- Born: 1954 (age 71–72) Seattle
- Spouse: Butch
- Children: 2

Academic background
- Education: B.S., Bacteriology and Public Health, 1976, Washington State University PhD., Bacteriology and Public Health, 1982, Washington State University
- Thesis: The glyoxylate cycle enzymes and intermediates in Yersinia pestis: diagnostic applications and a possible role in the infectious process (1982)

Academic work
- Institutions: University of Washington University of Pittsburgh Medical Center

= Sharon Hillier =

American microbiologist

Sharon Louise Hillier (born 1954) is an American microbiologist. She is the Richard Sweet Endowed Chair in Reproductive Infectious Disease and vice chair of the department of obstetrics, gynecology and reproductive sciences at the University of Pittsburgh Medical Center (UPMC) and Magee-Women's Research Institute.

==Early life and education==
Hillier was born and raised in Seattle, where she attended Washington State University for her Bachelor of Science and doctoral degrees.

==Career==
While finishing her doctoral degree at Washington State University, Hillier studied the bubonic plague and began to specialize in sexually transmitted diseases.

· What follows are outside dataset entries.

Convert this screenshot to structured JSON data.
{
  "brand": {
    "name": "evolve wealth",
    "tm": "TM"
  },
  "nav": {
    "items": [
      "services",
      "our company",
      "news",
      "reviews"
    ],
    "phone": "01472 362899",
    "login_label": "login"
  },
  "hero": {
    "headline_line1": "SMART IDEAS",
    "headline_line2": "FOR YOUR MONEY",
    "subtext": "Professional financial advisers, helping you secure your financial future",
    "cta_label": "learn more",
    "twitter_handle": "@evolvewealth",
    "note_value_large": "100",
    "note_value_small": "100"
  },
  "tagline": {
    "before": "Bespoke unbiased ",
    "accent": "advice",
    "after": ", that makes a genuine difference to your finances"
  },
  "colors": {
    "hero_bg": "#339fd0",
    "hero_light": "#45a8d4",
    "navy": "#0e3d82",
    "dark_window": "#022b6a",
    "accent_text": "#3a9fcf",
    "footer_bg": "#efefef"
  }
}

This led her to join the HIV movement led by Polly Harrison and formed the Alliance for Microbicide Development. She co-published a study in 1991 titled Reliability of diagnosing bacterial vaginosis is improved by a standardized method of gram stain interpretation and attended the first White House Conference on HIV and AIDS in 1995 but was met with resistance.

Hillier began teaching at the University of Washington as a research associate professor of obstetrics, gynecology and microbiology, before joining the faculty at the University of Pittsburgh Medical Center in 1995. While at UPMC, Hillier continued her study into HIV and Aids and founded the Microbiocide Trials Network (MTN), an international research program which studies ways to stop transmission of sexually transmitted diseases. After a failed study conducted in 2001 showed nonoxynol did not prevent HIV infections, her project tried studies on spermicides and substances designed to block the entry of viruses into cells, both of which failed. During this time, she was appointed president of the Infectious Diseases Society for Obstetrics and Gynecology and sat on the board of the International Society for Sexually Transmitted Disease Research.

In 2009, it was announced that Hillier would lead a National Institutes of Health funded project to identify novel bacteria that might play a role in the development of pelvic inflammatory diseases. She also received the American Sexually Transmitted Diseases Association's Thomas Parran Award during the International Society for Sexually Transmitted Diseases Research (ISSTDR) meeting "for her distinguished contributions to the field of STD research and prevention." The following year, Hillier led a study in five countries of sub-Saharan Africa regarding the effectiveness of topical microbicides and prophylactic use of antiretroviral drugs in preventing the sexual transmission of HIV. One of the studies proved tenofovir gel was successful in preventing HIV infections although it was unable to be reproduced by outside labs.

By 2013, the MTN conducted 13 trials and was granted $70 million to develop and test HIV prevention products. The research was specifically focused on individuals who are having sex with men as they are at the highest risk. During this time, she also served as chair of the NIH Office of AIDS Research Advisory Council. In 2015, Hillier and Lisa Rohan conducted and concluded the first human clinical trials for antiretroviral containing vaginal film products intended to prevent HIV infection. She also sat on the editorial boards of Infectious Diseases in Obstetrics and Gynecology, Reviews in Contemporary Pharmacotherapy, Sexually Transmitted Diseases and Anaerobe. In 2019, Hillier was the recipient of the Pittsburgh Women who Rock Award from the UPMC Health Plan and UPMC Magee-Women's Hospital.

==Personal life==
Hillier and her husband Butch have two children together.